Hollande defeated French President Nicolas Sarkozy to become the first Socialist in 17 years to control Europe’s second-biggest economy. He pledged to push for less austerity and more growth in the region.
Greece’s political leaders struggled to find the support needed to form a coalition government after voters flocked to anti-bailout parties, calling into question the country’s ability to impose the measures needed to guarantee its future in the euro.
German factory orders rose more than forecast in March as demand from outside the euro area helped Europe’s largest economy weather the debt crisis. Orders, adjusted for seasonal swings and inflation, jumped 2.2 percent from February, when they gained a revised 0.6 percent, the Economy Ministry in Berlin said.
National benchmark indexes rose in 12 of the 16 western European markets open today. Spain’s IBEX 35 jumped 2.7 percent and Italy’s FTSE MIB rallied 2.6 percent. Germany’s DAX added 0.1 percent and France’s CAC 40 increased 1.7 percent, while Greece’s ASE plunged 6.7 percent.
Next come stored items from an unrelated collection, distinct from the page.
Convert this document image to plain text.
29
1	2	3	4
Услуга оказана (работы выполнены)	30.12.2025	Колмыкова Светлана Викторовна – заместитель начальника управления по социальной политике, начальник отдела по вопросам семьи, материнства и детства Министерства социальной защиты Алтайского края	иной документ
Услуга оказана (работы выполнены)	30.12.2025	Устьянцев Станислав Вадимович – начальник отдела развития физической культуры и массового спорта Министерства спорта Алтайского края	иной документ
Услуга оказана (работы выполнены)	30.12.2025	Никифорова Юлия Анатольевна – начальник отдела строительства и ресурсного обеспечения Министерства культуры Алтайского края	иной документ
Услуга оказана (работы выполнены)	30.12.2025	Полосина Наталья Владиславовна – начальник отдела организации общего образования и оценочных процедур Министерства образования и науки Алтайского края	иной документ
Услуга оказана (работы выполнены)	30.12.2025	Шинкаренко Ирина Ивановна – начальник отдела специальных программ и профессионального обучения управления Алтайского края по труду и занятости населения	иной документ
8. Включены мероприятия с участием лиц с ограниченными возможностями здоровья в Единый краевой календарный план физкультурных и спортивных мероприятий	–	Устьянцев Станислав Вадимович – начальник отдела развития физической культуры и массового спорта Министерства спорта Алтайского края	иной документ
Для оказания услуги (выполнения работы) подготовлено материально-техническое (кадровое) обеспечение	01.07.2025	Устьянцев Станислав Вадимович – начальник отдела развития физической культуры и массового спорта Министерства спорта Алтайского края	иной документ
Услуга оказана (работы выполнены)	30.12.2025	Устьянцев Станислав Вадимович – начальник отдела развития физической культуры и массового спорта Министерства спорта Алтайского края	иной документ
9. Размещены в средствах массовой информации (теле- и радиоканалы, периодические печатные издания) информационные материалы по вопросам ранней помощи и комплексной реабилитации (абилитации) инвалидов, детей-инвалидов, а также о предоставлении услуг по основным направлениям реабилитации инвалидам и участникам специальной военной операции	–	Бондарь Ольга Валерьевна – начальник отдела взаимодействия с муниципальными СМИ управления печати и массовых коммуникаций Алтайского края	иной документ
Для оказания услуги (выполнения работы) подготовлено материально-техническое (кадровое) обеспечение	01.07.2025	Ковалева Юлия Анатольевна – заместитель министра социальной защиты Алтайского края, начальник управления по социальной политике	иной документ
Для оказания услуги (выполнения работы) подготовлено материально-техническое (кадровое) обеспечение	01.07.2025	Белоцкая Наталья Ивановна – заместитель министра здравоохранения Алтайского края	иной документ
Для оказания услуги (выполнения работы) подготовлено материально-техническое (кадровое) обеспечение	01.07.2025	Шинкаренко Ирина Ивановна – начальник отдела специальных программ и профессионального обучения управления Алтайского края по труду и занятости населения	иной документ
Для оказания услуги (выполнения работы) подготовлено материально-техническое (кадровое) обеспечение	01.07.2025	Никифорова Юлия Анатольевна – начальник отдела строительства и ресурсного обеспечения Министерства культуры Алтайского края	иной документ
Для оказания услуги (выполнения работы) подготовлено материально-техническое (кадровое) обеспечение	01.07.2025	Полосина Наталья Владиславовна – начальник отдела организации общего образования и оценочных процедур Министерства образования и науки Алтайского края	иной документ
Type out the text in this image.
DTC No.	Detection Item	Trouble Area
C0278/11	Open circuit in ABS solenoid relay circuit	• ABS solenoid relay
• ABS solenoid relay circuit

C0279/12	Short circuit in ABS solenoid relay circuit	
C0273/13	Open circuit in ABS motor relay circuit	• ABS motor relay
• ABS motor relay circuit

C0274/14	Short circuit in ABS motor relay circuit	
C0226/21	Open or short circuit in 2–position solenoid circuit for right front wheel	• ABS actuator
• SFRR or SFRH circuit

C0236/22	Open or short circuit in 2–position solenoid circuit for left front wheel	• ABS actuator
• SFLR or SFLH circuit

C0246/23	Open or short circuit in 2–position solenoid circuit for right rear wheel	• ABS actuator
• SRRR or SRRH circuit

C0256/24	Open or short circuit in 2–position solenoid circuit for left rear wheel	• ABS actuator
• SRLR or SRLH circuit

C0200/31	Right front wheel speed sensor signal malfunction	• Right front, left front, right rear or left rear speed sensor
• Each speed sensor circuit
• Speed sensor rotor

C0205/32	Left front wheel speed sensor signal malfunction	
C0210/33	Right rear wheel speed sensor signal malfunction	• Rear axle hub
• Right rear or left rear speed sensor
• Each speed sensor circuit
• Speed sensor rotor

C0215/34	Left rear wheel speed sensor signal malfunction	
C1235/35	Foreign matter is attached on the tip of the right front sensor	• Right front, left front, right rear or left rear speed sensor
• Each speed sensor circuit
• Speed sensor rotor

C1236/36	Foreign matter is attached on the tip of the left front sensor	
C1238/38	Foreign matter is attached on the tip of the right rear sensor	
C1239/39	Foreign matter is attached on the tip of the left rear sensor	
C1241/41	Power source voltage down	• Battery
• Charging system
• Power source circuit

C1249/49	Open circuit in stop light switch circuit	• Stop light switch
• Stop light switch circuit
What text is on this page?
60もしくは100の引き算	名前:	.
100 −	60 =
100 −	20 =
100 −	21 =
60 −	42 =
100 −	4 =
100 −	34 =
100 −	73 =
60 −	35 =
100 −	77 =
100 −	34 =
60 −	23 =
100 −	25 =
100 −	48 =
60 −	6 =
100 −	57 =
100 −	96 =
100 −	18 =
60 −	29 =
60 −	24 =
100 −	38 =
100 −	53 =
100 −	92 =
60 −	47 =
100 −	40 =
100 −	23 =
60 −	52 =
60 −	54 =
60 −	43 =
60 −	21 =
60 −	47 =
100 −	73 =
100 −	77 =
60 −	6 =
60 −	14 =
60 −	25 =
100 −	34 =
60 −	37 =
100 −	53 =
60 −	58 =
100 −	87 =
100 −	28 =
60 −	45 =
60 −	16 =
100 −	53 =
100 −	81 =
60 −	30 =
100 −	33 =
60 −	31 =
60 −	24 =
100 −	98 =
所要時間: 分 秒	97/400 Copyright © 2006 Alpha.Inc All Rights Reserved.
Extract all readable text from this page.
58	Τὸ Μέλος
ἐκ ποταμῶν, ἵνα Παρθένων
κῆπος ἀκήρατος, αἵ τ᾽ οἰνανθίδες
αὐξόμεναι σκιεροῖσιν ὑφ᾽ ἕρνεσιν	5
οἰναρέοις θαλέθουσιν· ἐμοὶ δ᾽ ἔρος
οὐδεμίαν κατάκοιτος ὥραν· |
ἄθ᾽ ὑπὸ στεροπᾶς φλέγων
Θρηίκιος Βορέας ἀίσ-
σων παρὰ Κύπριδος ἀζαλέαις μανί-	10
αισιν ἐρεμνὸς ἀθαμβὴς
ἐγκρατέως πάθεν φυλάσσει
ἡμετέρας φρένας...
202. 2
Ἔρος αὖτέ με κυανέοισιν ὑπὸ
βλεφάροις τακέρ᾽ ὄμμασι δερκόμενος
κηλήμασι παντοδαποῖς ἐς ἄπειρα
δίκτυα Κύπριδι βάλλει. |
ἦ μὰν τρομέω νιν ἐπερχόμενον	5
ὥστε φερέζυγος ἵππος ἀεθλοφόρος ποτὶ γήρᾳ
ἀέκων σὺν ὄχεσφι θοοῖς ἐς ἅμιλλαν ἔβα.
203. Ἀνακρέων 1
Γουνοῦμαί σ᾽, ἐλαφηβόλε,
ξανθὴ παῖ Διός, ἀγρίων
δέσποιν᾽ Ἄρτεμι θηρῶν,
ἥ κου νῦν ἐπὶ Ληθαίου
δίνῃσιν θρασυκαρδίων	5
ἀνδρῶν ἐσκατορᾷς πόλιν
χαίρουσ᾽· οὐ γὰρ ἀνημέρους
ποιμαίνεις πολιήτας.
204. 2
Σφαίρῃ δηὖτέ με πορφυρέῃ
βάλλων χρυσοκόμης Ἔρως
U.K. and Irish markets were closed for a holiday.
BNP Paribas and Societe Generale, the biggest French lenders, gained 4.2 percent to 30.21 euros and 4 percent 17.99 euros, respectively, erasing earlier losses. The spread between German 10-year government bond yields and French yields on similar-maturity debt narrowed.
UniCredit and Intesa Sanpaolo rose 5.6 percent to 2.85 euros and 3.9 percent to 1.09 euros, respectively, as UBS kept its positive view of the lenders among Italian banks.
Banco Santander SA, Spain’s biggest lender, rallied 4.7 percent to 4.90 euros. Banco Bilbao Vizcaya Argentaria SA advanced 5.4 percent to 5.29 euros.
Lafarge SA, the world’s biggest cement maker, increased 4 percent to 30.50 euros. Analysts at Citigroup Inc., Helvea AG and Equita SIM SpA upgraded the shares.